Slowly for a time, then with frightening speed, the sun slid down the sky and burst like a yolk, turning everything yellow. Then orange, then red. Night again. The TV went dead.
I heard an ominous, insistent scraping. Though I moved from kitchen to bedroom to den, I could not find its source. I stared out the window, certain they were coming.
"What are you looking for?” Sabile said. “What do you expect to do against them?” I realized the sound was coming from her; it was her fingernails dragging anxiously across her corduroy pants, over and over. She wasn't even aware.
"They don't mean any harm,” she said, brushing dark hair from her eyes. “They're not here to hurt anyone."
"Sabile,” I said, “the bodies? The heads? They eat the heads?"
"Only a few,” she said. “Not on purpose."
The air felt strange, thick. “Not on purpose,” I repeated. “Well, I guess it's all right if it's not on purpose."
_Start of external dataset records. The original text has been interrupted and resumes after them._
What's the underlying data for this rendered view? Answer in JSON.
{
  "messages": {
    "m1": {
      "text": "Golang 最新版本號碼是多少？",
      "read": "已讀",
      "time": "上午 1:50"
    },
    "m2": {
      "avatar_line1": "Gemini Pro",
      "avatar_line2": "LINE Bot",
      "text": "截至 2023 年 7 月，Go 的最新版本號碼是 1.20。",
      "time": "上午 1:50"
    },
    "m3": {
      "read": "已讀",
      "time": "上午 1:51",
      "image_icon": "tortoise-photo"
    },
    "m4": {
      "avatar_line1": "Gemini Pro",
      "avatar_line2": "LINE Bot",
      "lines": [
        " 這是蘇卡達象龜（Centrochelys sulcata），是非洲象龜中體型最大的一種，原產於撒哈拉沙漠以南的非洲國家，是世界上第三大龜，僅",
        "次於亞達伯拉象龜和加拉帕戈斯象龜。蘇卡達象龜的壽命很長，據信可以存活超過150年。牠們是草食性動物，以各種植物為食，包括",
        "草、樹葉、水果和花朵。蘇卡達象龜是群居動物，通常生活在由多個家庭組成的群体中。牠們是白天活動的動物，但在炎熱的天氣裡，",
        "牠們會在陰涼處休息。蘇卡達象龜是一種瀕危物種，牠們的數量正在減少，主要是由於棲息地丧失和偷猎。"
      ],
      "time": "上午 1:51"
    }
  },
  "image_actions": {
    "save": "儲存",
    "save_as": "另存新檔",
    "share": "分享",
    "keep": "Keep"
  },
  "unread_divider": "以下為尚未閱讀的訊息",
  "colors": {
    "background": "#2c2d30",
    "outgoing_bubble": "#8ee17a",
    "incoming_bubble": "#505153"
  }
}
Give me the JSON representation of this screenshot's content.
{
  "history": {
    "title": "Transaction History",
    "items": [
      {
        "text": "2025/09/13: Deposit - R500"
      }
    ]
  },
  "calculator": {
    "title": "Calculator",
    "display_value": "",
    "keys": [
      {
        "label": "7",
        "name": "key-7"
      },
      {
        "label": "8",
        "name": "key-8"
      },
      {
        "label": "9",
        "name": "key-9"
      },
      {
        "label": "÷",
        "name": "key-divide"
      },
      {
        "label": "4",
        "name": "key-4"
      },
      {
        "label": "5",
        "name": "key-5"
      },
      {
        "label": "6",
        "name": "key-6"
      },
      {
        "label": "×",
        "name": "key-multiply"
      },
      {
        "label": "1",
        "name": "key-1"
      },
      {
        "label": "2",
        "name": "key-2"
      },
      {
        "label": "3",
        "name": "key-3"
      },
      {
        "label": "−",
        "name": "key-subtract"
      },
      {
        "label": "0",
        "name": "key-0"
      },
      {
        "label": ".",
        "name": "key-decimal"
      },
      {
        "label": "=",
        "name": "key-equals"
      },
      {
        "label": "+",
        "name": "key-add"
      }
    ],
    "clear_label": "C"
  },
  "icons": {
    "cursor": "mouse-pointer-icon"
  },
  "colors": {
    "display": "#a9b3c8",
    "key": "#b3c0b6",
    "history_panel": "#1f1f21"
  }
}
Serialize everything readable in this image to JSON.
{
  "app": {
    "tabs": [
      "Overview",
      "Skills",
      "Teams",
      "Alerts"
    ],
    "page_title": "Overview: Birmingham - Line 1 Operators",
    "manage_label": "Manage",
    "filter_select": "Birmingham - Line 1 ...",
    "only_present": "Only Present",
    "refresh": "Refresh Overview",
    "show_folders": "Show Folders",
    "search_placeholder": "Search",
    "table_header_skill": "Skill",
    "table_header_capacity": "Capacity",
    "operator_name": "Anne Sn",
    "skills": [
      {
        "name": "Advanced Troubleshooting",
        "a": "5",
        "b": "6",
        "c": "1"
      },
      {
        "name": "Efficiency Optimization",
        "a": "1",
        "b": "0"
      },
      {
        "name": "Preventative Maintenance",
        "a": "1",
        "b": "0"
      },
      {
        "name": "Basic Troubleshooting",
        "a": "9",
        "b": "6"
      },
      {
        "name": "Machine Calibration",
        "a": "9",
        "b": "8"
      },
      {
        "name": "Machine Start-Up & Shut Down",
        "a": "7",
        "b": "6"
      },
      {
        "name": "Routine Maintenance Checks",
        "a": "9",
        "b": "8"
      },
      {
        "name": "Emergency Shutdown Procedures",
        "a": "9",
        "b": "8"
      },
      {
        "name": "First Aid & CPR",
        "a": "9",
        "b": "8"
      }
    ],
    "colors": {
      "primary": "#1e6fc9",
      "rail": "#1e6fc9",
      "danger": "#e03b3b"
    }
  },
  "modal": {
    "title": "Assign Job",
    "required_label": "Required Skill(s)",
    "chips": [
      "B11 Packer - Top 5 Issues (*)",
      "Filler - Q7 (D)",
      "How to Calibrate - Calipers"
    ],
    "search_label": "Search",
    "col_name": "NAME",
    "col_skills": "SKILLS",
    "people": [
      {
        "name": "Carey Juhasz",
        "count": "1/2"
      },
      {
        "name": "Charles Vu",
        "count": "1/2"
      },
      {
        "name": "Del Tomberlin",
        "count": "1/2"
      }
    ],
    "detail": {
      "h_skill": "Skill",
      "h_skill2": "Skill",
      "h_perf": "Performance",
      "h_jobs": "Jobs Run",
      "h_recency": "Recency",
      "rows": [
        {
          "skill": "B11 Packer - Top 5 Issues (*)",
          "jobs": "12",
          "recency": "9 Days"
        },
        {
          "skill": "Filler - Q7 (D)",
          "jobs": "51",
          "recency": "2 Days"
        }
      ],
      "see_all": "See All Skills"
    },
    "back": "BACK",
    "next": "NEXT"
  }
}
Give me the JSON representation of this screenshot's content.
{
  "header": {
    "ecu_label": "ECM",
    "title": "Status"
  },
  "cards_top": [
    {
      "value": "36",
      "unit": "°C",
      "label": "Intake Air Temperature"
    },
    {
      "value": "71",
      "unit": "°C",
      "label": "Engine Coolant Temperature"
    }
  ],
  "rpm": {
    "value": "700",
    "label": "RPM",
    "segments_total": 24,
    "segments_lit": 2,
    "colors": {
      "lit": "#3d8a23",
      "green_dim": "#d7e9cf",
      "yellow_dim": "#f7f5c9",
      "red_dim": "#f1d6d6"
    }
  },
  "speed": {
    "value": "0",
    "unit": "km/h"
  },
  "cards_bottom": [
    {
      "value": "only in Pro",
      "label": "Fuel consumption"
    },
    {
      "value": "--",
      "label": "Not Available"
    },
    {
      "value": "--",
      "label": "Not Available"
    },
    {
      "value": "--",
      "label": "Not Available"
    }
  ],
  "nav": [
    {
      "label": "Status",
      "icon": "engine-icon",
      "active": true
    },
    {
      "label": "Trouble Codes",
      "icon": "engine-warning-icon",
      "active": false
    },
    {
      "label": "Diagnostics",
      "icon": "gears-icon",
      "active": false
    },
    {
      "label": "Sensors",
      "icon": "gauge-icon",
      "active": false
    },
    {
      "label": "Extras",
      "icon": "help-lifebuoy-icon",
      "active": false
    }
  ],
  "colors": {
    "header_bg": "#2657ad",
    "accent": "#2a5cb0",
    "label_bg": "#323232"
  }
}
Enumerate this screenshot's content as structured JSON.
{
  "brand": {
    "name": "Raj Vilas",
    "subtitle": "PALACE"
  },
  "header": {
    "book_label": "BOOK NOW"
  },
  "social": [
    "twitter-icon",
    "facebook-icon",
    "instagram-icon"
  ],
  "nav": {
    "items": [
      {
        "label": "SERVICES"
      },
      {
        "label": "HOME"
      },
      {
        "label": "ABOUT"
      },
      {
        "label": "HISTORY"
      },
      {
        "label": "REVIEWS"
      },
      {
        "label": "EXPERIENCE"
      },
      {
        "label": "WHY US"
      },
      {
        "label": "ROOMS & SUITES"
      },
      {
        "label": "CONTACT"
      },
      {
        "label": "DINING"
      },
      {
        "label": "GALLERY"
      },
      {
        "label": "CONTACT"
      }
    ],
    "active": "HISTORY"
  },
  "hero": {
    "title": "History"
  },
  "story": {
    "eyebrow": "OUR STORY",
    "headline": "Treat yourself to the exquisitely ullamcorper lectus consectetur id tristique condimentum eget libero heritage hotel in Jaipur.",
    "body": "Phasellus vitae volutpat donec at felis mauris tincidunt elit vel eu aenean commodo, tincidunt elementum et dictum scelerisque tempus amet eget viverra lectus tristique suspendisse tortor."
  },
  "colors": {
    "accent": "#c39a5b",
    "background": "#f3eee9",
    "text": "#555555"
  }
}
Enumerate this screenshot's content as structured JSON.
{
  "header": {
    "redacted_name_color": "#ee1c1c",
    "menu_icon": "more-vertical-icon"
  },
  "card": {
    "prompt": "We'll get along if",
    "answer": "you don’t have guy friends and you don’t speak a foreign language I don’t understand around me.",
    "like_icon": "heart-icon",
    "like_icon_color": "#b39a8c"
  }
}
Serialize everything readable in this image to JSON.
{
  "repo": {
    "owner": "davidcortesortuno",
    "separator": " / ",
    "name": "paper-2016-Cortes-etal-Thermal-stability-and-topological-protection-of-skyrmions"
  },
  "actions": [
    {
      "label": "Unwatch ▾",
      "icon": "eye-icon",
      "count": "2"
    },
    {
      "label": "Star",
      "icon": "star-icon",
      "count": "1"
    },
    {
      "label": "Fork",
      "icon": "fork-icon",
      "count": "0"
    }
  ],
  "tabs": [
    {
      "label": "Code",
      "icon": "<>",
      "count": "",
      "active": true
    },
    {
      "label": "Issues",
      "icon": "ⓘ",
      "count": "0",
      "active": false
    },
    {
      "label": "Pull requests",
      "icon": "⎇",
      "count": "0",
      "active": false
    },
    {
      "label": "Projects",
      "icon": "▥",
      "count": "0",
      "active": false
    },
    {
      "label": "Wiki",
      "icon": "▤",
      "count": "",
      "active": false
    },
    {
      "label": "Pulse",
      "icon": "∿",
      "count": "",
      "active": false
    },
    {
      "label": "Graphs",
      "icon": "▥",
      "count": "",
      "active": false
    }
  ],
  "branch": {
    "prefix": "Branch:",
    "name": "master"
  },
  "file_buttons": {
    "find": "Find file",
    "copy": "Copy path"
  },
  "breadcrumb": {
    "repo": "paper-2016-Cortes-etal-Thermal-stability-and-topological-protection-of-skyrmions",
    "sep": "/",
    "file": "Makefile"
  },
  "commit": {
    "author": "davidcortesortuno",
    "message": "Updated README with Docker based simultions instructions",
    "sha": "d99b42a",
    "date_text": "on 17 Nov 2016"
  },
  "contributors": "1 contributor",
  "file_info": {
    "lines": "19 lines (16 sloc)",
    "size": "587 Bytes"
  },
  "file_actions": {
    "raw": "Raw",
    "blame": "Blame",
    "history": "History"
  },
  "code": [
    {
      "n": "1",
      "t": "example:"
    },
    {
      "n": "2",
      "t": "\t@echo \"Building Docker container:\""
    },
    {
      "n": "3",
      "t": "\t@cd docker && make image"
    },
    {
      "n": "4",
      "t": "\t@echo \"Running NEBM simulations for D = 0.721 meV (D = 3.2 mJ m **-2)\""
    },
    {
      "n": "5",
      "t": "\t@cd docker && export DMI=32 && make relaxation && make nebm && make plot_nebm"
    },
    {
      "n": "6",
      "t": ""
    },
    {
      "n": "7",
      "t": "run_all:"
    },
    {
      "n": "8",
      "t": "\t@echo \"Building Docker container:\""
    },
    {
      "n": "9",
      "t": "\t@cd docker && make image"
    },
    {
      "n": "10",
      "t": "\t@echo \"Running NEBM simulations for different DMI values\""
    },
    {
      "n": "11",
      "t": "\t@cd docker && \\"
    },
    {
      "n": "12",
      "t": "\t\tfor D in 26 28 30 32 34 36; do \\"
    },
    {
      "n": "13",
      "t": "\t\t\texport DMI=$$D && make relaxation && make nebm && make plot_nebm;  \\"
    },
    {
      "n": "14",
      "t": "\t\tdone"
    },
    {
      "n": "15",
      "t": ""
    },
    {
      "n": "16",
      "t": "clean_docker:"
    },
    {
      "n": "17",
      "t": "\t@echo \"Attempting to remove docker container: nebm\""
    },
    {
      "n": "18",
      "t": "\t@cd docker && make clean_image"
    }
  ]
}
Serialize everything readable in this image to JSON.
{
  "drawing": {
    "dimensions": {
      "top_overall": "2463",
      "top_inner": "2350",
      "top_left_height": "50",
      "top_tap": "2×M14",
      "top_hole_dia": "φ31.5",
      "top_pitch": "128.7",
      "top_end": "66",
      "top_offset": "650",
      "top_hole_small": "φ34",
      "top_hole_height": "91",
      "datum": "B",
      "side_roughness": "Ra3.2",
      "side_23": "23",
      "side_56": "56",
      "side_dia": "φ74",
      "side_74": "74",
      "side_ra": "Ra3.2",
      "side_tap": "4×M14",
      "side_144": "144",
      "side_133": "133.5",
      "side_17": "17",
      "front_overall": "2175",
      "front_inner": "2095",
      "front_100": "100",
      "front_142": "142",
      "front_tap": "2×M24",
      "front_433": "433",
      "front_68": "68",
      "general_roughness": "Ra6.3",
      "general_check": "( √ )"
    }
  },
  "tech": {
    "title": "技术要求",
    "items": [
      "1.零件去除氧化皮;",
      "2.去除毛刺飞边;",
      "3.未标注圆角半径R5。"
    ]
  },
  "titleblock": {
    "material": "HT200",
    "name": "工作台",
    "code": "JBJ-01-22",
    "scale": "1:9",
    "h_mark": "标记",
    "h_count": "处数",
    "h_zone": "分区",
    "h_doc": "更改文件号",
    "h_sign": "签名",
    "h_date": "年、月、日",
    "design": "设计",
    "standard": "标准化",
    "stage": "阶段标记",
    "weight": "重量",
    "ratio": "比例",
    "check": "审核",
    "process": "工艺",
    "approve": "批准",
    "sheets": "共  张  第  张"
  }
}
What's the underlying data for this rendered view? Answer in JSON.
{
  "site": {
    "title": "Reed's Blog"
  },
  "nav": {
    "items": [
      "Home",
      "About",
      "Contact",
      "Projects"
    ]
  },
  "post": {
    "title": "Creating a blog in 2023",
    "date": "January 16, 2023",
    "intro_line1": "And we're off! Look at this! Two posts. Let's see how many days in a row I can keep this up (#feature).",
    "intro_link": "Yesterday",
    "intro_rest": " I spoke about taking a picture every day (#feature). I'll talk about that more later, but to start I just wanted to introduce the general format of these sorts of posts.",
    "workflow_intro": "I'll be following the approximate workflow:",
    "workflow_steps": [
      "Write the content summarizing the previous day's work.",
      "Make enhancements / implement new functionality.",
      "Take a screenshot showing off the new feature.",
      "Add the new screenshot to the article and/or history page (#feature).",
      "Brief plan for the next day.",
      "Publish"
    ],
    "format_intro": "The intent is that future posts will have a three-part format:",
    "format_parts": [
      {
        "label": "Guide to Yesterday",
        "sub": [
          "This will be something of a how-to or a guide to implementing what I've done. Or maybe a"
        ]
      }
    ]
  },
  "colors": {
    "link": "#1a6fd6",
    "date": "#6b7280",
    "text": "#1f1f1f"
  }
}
She said, “There are risks you take."
Abruptly I turned to the window, thinking I had glimpsed something luminescent in the darkness. Again, there was nothing. Then, suddenly, Sabile was on her feet and had both arms wrapped tightly around me from behind, a violent and honest embrace, murmuring into my shoulder soft words I couldn't hear. My muscles slackened; I went still. There's an embrace only a woman who loves you can give.
For a minute or two we didn't move, the two of us resting like that.
Her body was quivering, just a little, as if in anticipation.
"What is it?” I whispered.
Then I heard quiet feet on the stairs.
* * * *
After they had gone, taking her, I had to laugh a little.
No, that isn't true. I didn't laugh.
I sat on the dry grass of the backyard, feeling the kind of exhaustion that seems like it could last your whole life.